Dal punto di vista delle politiche civili, l’enciclica rivendica il fiorire in tutte le società del bene comune, inteso non solo in senso tradizionale, come bene politico e sociale, ma anche come bene ecologico.
Se volessimo riassumere questi due documenti del 2015, l’Agenda 2030 delle Nazioni Unite e l’enciclica Laudato si’ di Papa Francesco, potremmo dire: l’entusiasmo per lo sviluppo che ha caratterizzato il Ventesimo secolo è scomparso, adesso si cerca di far fronte al tramonto della modernità espansiva.
Il motto del secolo scorso era “nell’Occidente come in Terra”, che adesso si è rivelato una minaccia.
Il mondo si trova sull’orlo del precipizio: la biosfera è distrutta e, come se non bastasse, il divario tra ricchi e poveri, sotto diversi punti di vista, è aumentato.
Dunque, entrambi i documenti concordano sul fatto che il modello economico globale è ormai da considerare come un ferro vecchio, ma ci sono anche grandi differenze.
Mentre l’Agenda 2030 vuole correggere in modo significativo il modello economico mondiale, l’enciclica sostiene che l’egemonia economica debba essere respinta a vantaggio di una maggiore responsabilità etica a tutti i livelli.
L’Agenda 2030 punta su un’economia verde con sfumature socialdemocratiche, mentre l’enciclica immagina un’età post-capitalistica, basata su un cambio di mentalità eco-solidale.
La modernità espansiva è finita.
Più questo punto di vista si diffonde nel mondo, più si attenua il discorso sullo sviluppo e con esso anche quello sul post-sviluppo.
In tal modo i problemi delle società non vengono più concepiti come problemi legati allo sviluppo e si modificano le strutture mentali.
Al momento è popolare pensare in termini campanilisti; questo tipo di pensiero si nutre di un misto tra nazionalismo, xenofobia e autoritarismo, condito da una buona dose di sciovinismo del benessere.
Inoltre, genera spesso il desiderio di un “uomo forte” con cui la parte emarginata della popolazione può identificarsi.

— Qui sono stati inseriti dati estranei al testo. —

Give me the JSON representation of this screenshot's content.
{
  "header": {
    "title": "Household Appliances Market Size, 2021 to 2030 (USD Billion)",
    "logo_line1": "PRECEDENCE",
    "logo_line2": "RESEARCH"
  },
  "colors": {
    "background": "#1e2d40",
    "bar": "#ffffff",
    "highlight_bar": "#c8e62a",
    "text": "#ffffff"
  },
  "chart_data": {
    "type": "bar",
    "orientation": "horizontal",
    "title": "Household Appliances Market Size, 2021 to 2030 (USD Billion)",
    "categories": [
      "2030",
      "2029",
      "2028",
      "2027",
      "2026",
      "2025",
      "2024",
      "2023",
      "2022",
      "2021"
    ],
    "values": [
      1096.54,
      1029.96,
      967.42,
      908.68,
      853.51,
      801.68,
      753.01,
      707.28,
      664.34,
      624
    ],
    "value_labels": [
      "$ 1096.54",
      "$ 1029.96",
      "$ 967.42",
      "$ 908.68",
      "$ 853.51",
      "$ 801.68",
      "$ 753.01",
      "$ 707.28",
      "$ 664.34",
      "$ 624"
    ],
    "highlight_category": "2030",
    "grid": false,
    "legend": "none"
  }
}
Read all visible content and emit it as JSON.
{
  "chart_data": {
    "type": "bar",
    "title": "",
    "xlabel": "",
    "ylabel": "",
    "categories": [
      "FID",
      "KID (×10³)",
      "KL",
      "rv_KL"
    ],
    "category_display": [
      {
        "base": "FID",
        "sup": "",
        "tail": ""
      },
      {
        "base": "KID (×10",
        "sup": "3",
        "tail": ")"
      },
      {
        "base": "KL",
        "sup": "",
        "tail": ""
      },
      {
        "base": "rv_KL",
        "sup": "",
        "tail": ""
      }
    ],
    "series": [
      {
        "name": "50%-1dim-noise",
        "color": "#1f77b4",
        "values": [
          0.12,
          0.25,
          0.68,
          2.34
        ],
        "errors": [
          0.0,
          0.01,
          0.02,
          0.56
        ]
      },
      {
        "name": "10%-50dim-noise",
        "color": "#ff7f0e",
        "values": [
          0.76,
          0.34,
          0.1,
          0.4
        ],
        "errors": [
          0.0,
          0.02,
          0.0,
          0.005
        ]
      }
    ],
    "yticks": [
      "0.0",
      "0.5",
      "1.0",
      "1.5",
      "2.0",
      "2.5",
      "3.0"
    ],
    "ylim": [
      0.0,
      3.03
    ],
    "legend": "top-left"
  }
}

Dall’altra parte la narrativa del globalismo giura fedeltà alla crescita economica con la conseguente promessa, nonostante tutto, di maggiore benessere.
L’Agenda 2030 segue in larga parte questo tipo di pensiero.
L’etica eco-solidale, invece, si oppone
alla mentalità campanilista e sostiene un cambiamento culturale, sia locale che globale, consolidato da forme di economia cooperativa e da una politica orientata al bene comune.
Nell’interesse dell’equità, bisogna porre fine allo stile di vita imperialista della classe media transnazionale, mentre lo “sviluppo”, come la monarchia o il feudalesimo, scivolerà nella polvere della storia.